In our previous newsletter we expressed our opinion that the dramatic decline in the oil prices from its peak of close to US$ 140 in June 2008, to currently around US$ 60, is unlikely to have been the result of a decline in demand and a simultaneous increase in production primarily through fracking in the US. We further pointed out that from a starting point of US$ 16 at the beginning of 1987, inflation adjusted the oil price should now be in the region of US$ 35. At its current level, the oil price is realistic in the context of production cost and, probably provides for some premium for the steady increase in demand and production costs over this period. We therefore believe that without a renewed speculative bubble being blown up we should see current oil prices representing the new normal.

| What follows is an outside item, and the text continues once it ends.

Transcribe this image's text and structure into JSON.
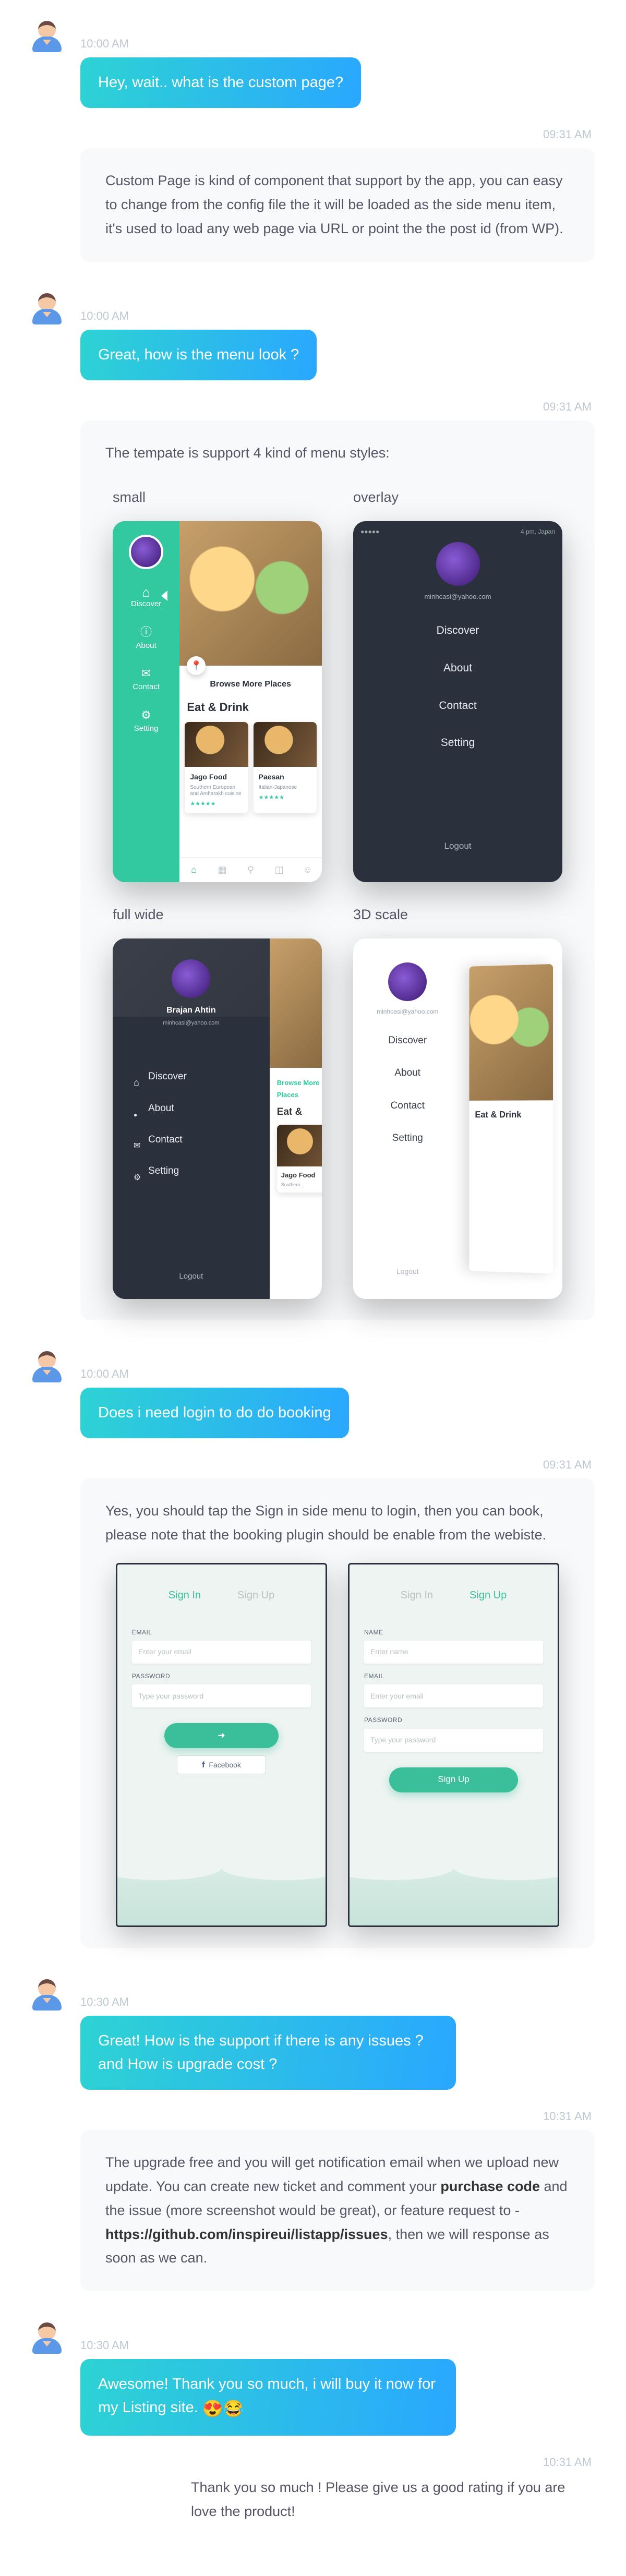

We have concluded that the rapid swings we have seen are the result of speculative trading on a massive scale. In this context it is interesting that the value of derivative financial instruments represent approximately the 10 fold of global GDP at over US$ 700 trillion at the end of 2013, certainly large enough to make an impact on the price of any commodity or exchange rate. In contrast the total value of these financial instruments only amounted to US$ 95 trillion at the end of 2000.

The question is what could be the purpose of such large scale market intervention? James Rickards an American lawyer,  regular commentator on finance, and  the author of The New York Times bestseller Currency Wars first acquainted the editor of this newsletter to the concept of financial war games, defined by James as a branch of 'asymmetric or unrestricted warfare'. Are these seemingly inexplicable developments perhaps part of this ‘asymmetric warfare’ rather than random market events?

Is there indeed a close linkage between politics and economic interests that one must be cognisant of when trying to interpret and understand economic events?